You can see this clearly from the samples supplied. Notice the full frame sensor (Canon 5D and Canon 1Ds) is full circular 180 degrees.
Now shooting with these higher professional cameras that give a full circular image allows you to stitch as little as 3 images which make life easier but! You will also notice that much of the sensor is not used and you waste a lot of pixels to "black" nothing area. The offset to this is that the professional full size sensor cameras have much larger Megapixel sensor that compensates.
Really this is why using a full frame fisheye (15mm/16mm) is better suited for higher resolution shots using the Canon 5D/1Ds as you don't waste those precious pixels. Or you can adapt a Nikon/Nikkor 10.5mm Full Frame Fisheye to the professional Canon body.

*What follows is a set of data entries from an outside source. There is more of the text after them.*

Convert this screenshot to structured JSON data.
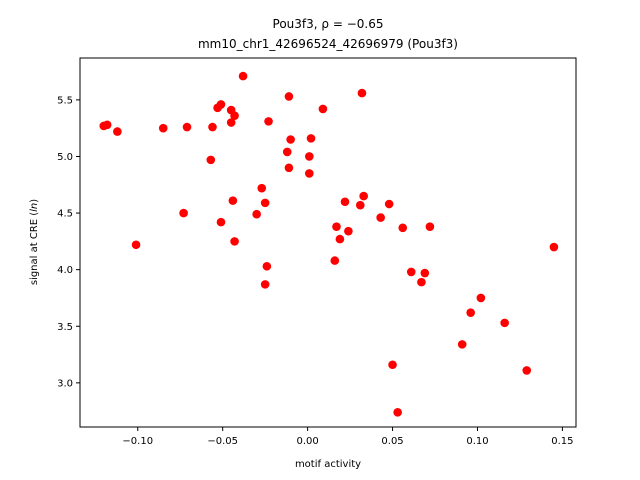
{
  "chart_data": {
    "type": "scatter",
    "title_line1": "Pou3f3, ρ = −0.65",
    "title_line2": "mm10_chr1_42696524_42696979 (Pou3f3)",
    "xlabel": "motif activity",
    "ylabel": "signal at CRE (ln)",
    "xlim": [
      -0.134,
      0.158
    ],
    "ylim": [
      2.61,
      5.87
    ],
    "xticks": [
      -0.1,
      -0.05,
      0.0,
      0.05,
      0.1,
      0.15
    ],
    "xtick_labels": [
      "−0.10",
      "−0.05",
      "0.00",
      "0.05",
      "0.10",
      "0.15"
    ],
    "yticks": [
      3.0,
      3.5,
      4.0,
      4.5,
      5.0,
      5.5
    ],
    "ytick_labels": [
      "3.0",
      "3.5",
      "4.0",
      "4.5",
      "5.0",
      "5.5"
    ],
    "grid": false,
    "marker_color": "#ff0000",
    "points": [
      {
        "x": -0.12,
        "y": 5.27
      },
      {
        "x": -0.118,
        "y": 5.28
      },
      {
        "x": -0.112,
        "y": 5.22
      },
      {
        "x": -0.101,
        "y": 4.22
      },
      {
        "x": -0.085,
        "y": 5.25
      },
      {
        "x": -0.073,
        "y": 4.5
      },
      {
        "x": -0.071,
        "y": 5.26
      },
      {
        "x": -0.057,
        "y": 4.97
      },
      {
        "x": -0.056,
        "y": 5.26
      },
      {
        "x": -0.053,
        "y": 5.43
      },
      {
        "x": -0.051,
        "y": 5.46
      },
      {
        "x": -0.051,
        "y": 4.42
      },
      {
        "x": -0.045,
        "y": 5.41
      },
      {
        "x": -0.045,
        "y": 5.3
      },
      {
        "x": -0.043,
        "y": 5.36
      },
      {
        "x": -0.044,
        "y": 4.61
      },
      {
        "x": -0.043,
        "y": 4.25
      },
      {
        "x": -0.038,
        "y": 5.71
      },
      {
        "x": -0.03,
        "y": 4.49
      },
      {
        "x": -0.027,
        "y": 4.72
      },
      {
        "x": -0.025,
        "y": 4.59
      },
      {
        "x": -0.025,
        "y": 3.87
      },
      {
        "x": -0.024,
        "y": 4.03
      },
      {
        "x": -0.023,
        "y": 5.31
      },
      {
        "x": -0.012,
        "y": 5.04
      },
      {
        "x": -0.011,
        "y": 5.53
      },
      {
        "x": -0.011,
        "y": 4.9
      },
      {
        "x": -0.01,
        "y": 5.15
      },
      {
        "x": 0.001,
        "y": 5.0
      },
      {
        "x": 0.001,
        "y": 4.85
      },
      {
        "x": 0.002,
        "y": 5.16
      },
      {
        "x": 0.009,
        "y": 5.42
      },
      {
        "x": 0.016,
        "y": 4.08
      },
      {
        "x": 0.017,
        "y": 4.38
      },
      {
        "x": 0.019,
        "y": 4.27
      },
      {
        "x": 0.022,
        "y": 4.6
      },
      {
        "x": 0.024,
        "y": 4.34
      },
      {
        "x": 0.031,
        "y": 4.57
      },
      {
        "x": 0.032,
        "y": 5.56
      },
      {
        "x": 0.033,
        "y": 4.65
      },
      {
        "x": 0.043,
        "y": 4.46
      },
      {
        "x": 0.048,
        "y": 4.58
      },
      {
        "x": 0.05,
        "y": 3.16
      },
      {
        "x": 0.053,
        "y": 2.74
      },
      {
        "x": 0.056,
        "y": 4.37
      },
      {
        "x": 0.061,
        "y": 3.98
      },
      {
        "x": 0.067,
        "y": 3.89
      },
      {
        "x": 0.069,
        "y": 3.97
      },
      {
        "x": 0.072,
        "y": 4.38
      },
      {
        "x": 0.091,
        "y": 3.34
      },
      {
        "x": 0.096,
        "y": 3.62
      },
      {
        "x": 0.102,
        "y": 3.75
      },
      {
        "x": 0.116,
        "y": 3.53
      },
      {
        "x": 0.129,
        "y": 3.11
      },
      {
        "x": 0.145,
        "y": 4.2
      }
    ]
  }
}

I think the real answer is possible to use the new Tokina 10-17mm zoom fisheye on these cameras to get the best of both worlds.
You will get some saying you are better off with a small crop sensor and shooting more images. (That is hard to argue!) But the 5D for me is still the way to go because it can be used for so many other options and "All" SLR lenses work the way they were intended on a 35mm camera.
Also understand the Nikon FC-E8/9 are not always 185 degrees. It depends on what camera they are fitted too. On some they are less than 180 degrees and on others more than 190 degrees.
Finally, I have owned many Nikon's and many Canon's. I absolutely love my 5D but only slightly over my previous love the Canon 10D. I'm sure the 20D and 30D along with the 300D, 350D, 400D are all very good for their owners as well.
Hard to find a bad word about the Nikon DSLR range either.